TV Review: Five Days (Series 1)

Gwyneth Hughes’ Five Days proves an interesting take on your standard crime procedural

“Someone has to know where she is”

Just a quickie for this as I try to work my way through my watchlist on what was Britbox. Written by Gwyneth Hughes and directed by Otto Bathurst and Simon Curtis, Five Days takes a different point of view of your average crime drama by dropping into a long-running police investigation on five non-consecutive days as its progress, or lack thereof, comes under increased scrutiny.

Leanne Wellings is on her way to visit her grandfather with her two youngest kids but after stopping in a layby to buy some flowers, never makes it there. CCTV shows the kids leaving the car of their own accord sometime later but all three are missing. The police begin to investigate but to little success in the first few days, leading frustrations to grow all around the friends, family and suspect list.

Days 1 and 3 feel par for the course in this respect but as we move to 28, 33 and 79, the opportunities to delve deeper into the storylines pays dividends as we get to see the repercussions of past actions. Sarah Smart’s strange do-gooder working her way into the Wellings household, the relationship between Leanne’s hubbie (David Oyelewo) and his broke best pal (Doug Allen), Leanne’s awful teenage daughter who didn’t go missing….

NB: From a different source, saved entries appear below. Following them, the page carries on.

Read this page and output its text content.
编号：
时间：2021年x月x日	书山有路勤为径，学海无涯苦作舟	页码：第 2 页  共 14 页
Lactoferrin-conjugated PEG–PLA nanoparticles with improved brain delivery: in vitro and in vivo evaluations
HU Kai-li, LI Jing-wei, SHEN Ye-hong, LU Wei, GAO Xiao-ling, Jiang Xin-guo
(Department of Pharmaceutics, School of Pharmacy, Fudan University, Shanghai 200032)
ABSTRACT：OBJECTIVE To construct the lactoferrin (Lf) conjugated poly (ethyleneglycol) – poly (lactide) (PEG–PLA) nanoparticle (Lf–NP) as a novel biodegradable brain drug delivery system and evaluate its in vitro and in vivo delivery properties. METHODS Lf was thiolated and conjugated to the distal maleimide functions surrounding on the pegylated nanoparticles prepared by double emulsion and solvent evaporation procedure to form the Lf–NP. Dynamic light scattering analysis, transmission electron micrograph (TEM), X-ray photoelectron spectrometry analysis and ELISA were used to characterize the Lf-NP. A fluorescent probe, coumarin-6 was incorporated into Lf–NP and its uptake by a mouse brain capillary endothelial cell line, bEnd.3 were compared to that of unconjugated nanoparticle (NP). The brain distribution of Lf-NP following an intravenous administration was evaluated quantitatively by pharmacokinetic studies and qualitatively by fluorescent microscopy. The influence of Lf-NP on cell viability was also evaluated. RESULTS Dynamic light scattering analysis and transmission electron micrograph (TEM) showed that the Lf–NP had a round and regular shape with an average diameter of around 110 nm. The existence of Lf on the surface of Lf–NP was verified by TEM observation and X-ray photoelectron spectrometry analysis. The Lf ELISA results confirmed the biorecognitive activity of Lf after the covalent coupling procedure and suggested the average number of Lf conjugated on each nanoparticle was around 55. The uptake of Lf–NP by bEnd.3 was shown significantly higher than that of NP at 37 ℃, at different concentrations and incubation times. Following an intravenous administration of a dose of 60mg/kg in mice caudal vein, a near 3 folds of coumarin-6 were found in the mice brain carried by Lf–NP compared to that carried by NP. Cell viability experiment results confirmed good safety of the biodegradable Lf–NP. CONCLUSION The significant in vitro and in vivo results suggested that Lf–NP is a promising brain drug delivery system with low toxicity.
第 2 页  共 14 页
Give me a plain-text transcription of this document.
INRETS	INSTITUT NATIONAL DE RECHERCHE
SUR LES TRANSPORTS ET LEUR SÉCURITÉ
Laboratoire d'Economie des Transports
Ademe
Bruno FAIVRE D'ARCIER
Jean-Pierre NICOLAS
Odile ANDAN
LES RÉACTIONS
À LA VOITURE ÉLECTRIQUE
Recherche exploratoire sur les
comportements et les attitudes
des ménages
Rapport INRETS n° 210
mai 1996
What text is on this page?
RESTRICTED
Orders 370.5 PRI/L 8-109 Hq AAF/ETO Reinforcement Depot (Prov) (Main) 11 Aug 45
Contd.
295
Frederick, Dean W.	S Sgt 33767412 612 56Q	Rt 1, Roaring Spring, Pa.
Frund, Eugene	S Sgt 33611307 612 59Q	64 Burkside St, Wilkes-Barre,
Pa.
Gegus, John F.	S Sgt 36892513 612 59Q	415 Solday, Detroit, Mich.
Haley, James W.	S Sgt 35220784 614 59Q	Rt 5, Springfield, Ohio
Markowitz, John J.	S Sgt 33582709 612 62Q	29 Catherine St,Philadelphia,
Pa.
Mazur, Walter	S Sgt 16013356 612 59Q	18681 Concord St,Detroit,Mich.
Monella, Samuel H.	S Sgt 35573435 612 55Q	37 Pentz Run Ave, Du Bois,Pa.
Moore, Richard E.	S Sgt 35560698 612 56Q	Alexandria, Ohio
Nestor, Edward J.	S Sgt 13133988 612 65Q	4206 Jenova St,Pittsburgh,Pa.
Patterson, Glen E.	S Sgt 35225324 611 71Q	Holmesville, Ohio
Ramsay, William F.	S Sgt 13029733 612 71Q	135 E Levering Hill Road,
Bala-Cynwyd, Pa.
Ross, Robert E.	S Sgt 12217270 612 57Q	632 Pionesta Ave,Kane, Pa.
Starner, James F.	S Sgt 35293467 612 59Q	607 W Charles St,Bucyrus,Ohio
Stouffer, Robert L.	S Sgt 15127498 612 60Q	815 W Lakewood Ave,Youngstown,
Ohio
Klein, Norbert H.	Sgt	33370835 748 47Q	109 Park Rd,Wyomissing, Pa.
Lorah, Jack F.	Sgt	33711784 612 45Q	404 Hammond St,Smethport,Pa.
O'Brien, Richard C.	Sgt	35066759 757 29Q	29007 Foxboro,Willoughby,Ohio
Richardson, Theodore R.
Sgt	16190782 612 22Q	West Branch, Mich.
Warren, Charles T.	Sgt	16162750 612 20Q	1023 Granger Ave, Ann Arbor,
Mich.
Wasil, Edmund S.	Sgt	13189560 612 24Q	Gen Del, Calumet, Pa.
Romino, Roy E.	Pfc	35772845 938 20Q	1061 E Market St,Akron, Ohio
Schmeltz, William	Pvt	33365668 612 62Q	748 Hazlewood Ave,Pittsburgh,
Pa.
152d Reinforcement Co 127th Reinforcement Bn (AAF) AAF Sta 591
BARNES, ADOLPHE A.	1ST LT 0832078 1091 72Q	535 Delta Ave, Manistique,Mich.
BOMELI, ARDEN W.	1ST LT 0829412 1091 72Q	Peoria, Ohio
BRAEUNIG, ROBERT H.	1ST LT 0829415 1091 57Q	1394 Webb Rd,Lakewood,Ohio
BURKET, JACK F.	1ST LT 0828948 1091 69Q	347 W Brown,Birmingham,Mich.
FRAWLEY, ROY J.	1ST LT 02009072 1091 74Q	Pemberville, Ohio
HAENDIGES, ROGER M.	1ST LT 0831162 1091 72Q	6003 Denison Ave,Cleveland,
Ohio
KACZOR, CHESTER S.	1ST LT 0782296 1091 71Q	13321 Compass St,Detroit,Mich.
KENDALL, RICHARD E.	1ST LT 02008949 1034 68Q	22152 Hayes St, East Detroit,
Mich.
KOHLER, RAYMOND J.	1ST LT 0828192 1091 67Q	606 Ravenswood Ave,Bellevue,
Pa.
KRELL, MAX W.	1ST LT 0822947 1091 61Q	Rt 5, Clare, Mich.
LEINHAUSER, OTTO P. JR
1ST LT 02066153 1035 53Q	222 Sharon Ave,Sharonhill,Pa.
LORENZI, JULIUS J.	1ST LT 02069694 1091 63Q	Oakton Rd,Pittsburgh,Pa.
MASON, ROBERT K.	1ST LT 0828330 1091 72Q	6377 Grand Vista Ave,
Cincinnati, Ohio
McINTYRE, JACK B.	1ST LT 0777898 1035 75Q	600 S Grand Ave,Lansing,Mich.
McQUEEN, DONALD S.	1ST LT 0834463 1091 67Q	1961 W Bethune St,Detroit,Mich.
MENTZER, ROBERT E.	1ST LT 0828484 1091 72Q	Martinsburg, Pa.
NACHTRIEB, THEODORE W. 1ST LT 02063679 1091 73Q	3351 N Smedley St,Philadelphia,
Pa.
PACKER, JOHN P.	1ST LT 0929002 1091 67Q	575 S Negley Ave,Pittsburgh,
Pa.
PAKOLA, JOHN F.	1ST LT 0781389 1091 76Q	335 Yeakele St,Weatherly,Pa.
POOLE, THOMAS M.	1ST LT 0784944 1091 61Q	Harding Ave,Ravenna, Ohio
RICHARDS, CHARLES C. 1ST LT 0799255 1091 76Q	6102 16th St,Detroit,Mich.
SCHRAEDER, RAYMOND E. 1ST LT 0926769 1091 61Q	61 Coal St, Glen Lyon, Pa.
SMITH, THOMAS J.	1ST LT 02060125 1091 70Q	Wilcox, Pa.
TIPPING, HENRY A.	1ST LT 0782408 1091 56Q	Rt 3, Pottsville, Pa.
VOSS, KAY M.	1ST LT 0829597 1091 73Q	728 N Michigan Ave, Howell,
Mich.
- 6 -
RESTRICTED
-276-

Hugh Bonneville and Janet McTeer make a slightly odd dysfunctional detective pair – her on the cusp of retirement, him just promoted to DCI and tensions burbling all around. But it all proves rather watchable, particularly with a stacked supporting cast with the likes of Penelope Wilton, Rory Kinnear, Harriet Walter, Margot Leicester and Jason Watkins popping in for a line or three.